There are some clear positives in Wipro’s performance this quarter:

  • Revenue just topped prior guidance ($1,620-$1,630m), and the constant currency growth of 7.9% was the highest for five quarters
  • This is the first quarter since Q3 FY 2012 when Wipro has reported revenue growth across all its vertical units, with even media and telecoms achieving low single digit growth
  • Operating margin is the strongest it has been since FY 2011, albeit boosted by currency benefits
  • Utilization has picked up after being below 72% for three quarters - though it remains significantly below that of Wipro's peers
  • Revenue growth in the top 10 clients continues to outstrip overall growth.

The Americas (essentially the U.S.) continue to be the weakest region at Wipro in terms of overall topline growth. Elsewhere, Wipro continues to see double digit growth in APAC and other emerging markets, which together crossed the $200m revenue mark this quarter and accounted (by NelsonHall’s estimate) for ~35% of the overall y/y revenue growth, with EMEA accounting for another 40%.

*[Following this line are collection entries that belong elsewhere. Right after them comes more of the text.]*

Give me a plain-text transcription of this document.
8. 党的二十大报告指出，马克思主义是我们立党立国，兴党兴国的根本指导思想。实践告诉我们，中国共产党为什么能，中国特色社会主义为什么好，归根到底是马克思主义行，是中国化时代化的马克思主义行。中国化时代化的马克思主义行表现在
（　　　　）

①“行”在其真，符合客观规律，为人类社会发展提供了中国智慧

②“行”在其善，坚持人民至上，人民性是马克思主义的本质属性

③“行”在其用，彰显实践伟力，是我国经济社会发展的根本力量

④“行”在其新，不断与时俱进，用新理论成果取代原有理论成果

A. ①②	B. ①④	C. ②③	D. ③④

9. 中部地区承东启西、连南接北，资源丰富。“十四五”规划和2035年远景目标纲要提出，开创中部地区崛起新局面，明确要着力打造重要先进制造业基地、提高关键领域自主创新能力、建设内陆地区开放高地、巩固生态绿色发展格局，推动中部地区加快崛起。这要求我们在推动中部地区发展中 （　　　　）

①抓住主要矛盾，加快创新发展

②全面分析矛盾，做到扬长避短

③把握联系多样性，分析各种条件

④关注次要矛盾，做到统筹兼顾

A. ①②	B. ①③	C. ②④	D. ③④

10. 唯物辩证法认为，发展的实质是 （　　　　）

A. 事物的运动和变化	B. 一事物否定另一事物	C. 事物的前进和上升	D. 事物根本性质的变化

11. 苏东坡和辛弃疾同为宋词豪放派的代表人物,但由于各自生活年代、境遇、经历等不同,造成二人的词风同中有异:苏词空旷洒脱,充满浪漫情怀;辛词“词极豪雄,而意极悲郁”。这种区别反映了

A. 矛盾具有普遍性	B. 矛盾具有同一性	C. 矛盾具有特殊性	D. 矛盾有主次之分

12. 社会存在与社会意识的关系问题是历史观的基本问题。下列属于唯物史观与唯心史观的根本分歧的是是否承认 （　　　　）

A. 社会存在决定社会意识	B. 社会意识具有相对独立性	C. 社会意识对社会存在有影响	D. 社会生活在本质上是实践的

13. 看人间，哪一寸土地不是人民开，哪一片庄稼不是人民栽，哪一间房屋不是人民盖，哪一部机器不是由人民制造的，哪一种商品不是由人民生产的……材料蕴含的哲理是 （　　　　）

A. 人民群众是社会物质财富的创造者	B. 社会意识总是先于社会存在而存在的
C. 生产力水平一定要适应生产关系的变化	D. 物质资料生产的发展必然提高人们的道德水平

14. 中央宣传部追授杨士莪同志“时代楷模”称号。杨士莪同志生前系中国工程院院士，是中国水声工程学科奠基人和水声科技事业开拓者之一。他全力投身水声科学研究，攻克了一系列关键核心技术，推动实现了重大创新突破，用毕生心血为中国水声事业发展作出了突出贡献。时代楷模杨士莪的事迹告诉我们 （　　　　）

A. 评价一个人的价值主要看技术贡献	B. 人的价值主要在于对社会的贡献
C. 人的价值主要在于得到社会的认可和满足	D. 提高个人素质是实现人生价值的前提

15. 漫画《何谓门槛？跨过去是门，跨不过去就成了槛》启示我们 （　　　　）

In terms of service line, Technology Infrastructure Services and Business Application Services continue to be the growth engines for Wipro, although the rate of growth in the former is slowing slightly. Encouragingly, two weak areas, ADM and R&D services (the latter exposed to softness in the telecoms market) are showing signs of stabilization.

The revenue guidance for next quarter indicates we should expect to see similar, or slightly stronger growth next quarter.